The data is too math-intensive to hold their interest.
Eyes glaze over. Gazes wander. Executives shift in seats. Expensive pens tap on conference tables. Math does that to people. You remember high school math class when you had to turn word problems into equations? Well, now you have to do that in reverse.
They really believe in their hunches.
C-Level executives are paid a lot of money on the assumption that they know stuff mere mortals don’t. And they got swagger. Who the hell are you to tell them their intuition doesn’t reflect reality? Well, it’s actually your job to tell them, isn’t it? Break the ice by asking if they saw Moneyball. Then slip the name Nate Silver into the conversation at some time in the presentation. You’re doing them a huge favor correcting assumptions that are untrue. But telling the truth isn’t enough – you have to sell the truth. Get your own swagger on.
They get a conflicting story from their own tribe.

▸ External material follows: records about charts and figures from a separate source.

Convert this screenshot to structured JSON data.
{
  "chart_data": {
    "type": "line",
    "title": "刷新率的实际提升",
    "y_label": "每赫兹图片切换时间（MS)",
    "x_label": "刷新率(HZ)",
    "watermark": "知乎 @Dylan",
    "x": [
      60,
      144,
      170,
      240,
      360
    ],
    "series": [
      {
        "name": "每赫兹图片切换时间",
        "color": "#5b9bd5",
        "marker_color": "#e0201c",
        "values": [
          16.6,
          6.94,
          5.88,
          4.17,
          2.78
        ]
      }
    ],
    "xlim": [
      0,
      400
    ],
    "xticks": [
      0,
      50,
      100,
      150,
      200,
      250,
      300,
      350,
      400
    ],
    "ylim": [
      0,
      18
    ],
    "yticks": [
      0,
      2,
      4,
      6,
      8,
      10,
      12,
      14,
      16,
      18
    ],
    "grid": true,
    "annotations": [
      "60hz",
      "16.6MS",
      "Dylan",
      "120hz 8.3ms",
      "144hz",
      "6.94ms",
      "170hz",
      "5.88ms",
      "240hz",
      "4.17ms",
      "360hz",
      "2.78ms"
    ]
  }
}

Department heads like to say “Don’t bring me problems, bring me solutions”. So, unfavorable data within a department will often be put through the “spin cycle” before they are presented to the C-level person. Or, the data may be buried altogether so as not to make the middle managers look bad. For instance, maybe the IT team only presents the CTO cumulative data on users of the new app – the arrow on the graph is a never-ending march upward. It’s no wonder, then, that the CTO may not embrace Marketing telling her that customers don’t like the new app, and never come back after their first visit. It may be the first time she’s heard it.